Due to an expressed interest by a local school district and a desire to spread the chronic disease model to a population that could start early on managing life long chronic disease states, a couple of us met with a Special Needs Coordinator and three school nurses to discuss their potential use of the Shared Care Plan. This session was an eye opener which confirmed the value and need for truly coordinated Virtual Care Teams.
Communication is sketchy between local healthcare providers, parents, out of area specialty providers and school officials trying to manage the daily education and healthcare needs of students with diabetes and other conditions. The school district has an impressive set of tools and guidelines for handling variations in blood sugar levels, but much better coordination is needed among all who are involved in the care. In addition to monitoring status and creating care plans for the students, the school nurses really end up supporting these kids as they learn to manage their own conditions.

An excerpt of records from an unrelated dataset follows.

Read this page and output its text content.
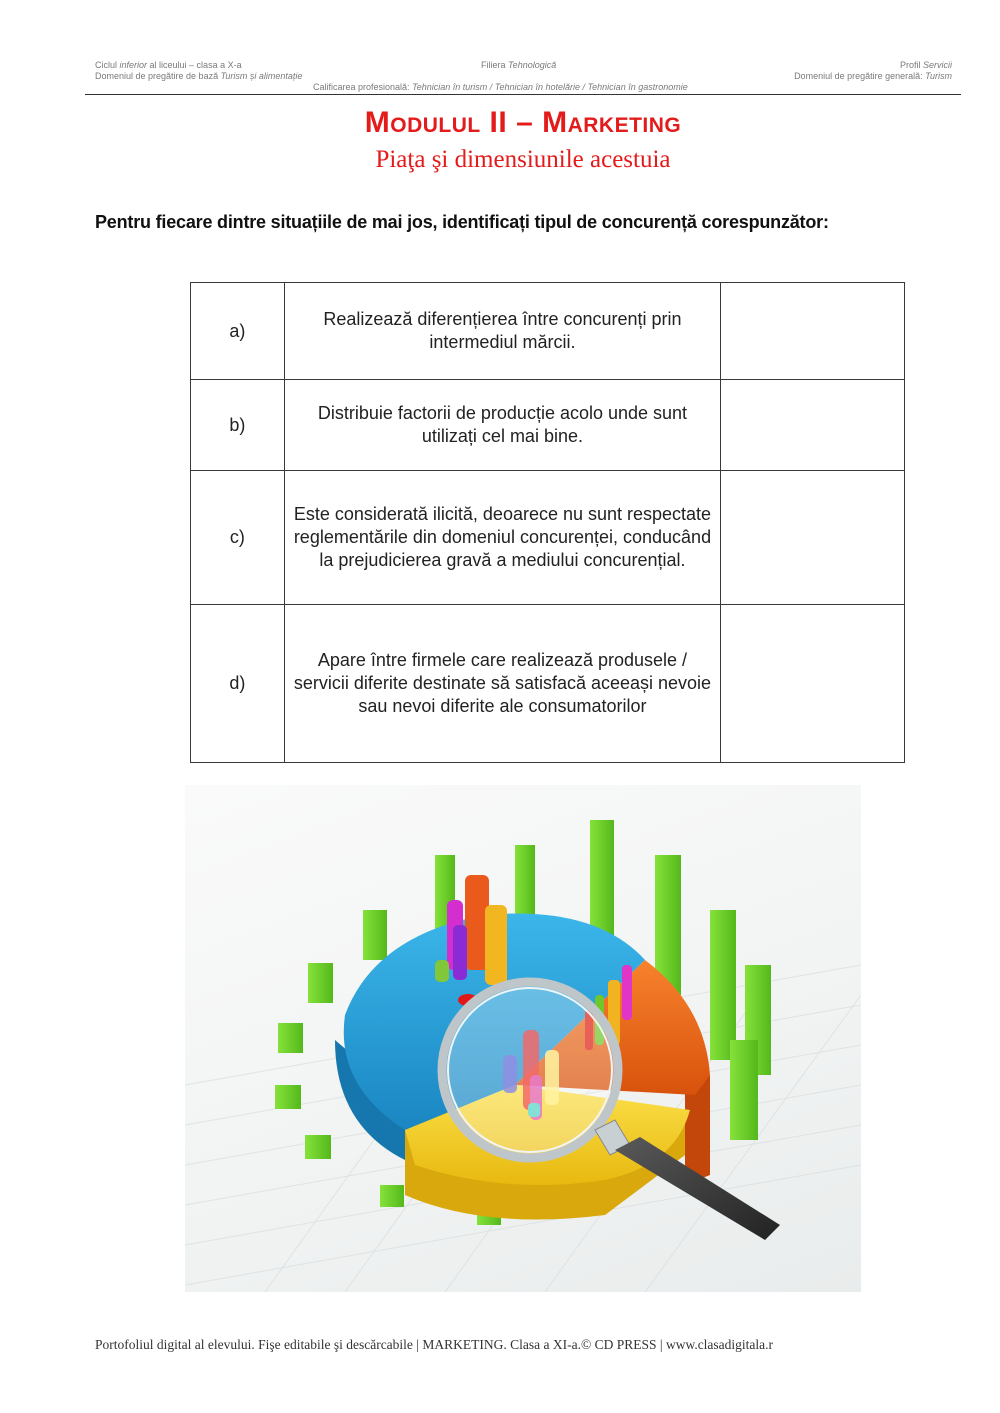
Ciclul inferior al liceului – clasa a X-a
Domeniul de pregătire de bază Turism și alimentație
Filiera Tehnologică	Profil Servicii
Domeniul de pregătire generală: Turism
Calificarea profesională: Tehnician în turism / Tehnician în hotelărie / Tehnician în gastronomie
Modulul II – Marketing
Piaţa şi dimensiunile acestuia
Pentru fiecare dintre situațiile de mai jos, identificați tipul de concurență corespunzător:
a)	Realizează diferențierea între concurenți prin intermediul mărcii.	
b)	Distribuie factorii de producție acolo unde sunt utilizați cel mai bine.	
c)	Este considerată ilicită, deoarece nu sunt respectate reglementările din domeniul concurenței, conducând la prejudicierea gravă a mediului concurențial.	
d)	Apare între firmele care realizează produsele / servicii diferite destinate să satisfacă aceeași nevoie sau nevoi diferite ale consumatorilor	
Portofoliul digital al elevului. Fişe editabile şi descărcabile | MARKETING. Clasa a XI-a.© CD PRESS | www.clasadigitala.r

The Shared Care Plan, and the Virtual Care Team concept being tested here in Whatcom County have promise for bridging the communication gap for these students, their healthcare providers, and families. We need to further explore how to make the other tools, such as the state's individual health plan more readily available to other care team members.
Our encounter reminded me of the system in Jonkoping Sweden that Marc Pierson described after the recent visit by Pursuing Perfection Project Leaders and executives. In that county, children receive the majority of their primary care in the schools. It makes so much sense. How can we get there, or at least build a system to support the care and communication needs? I believe we are on the right track.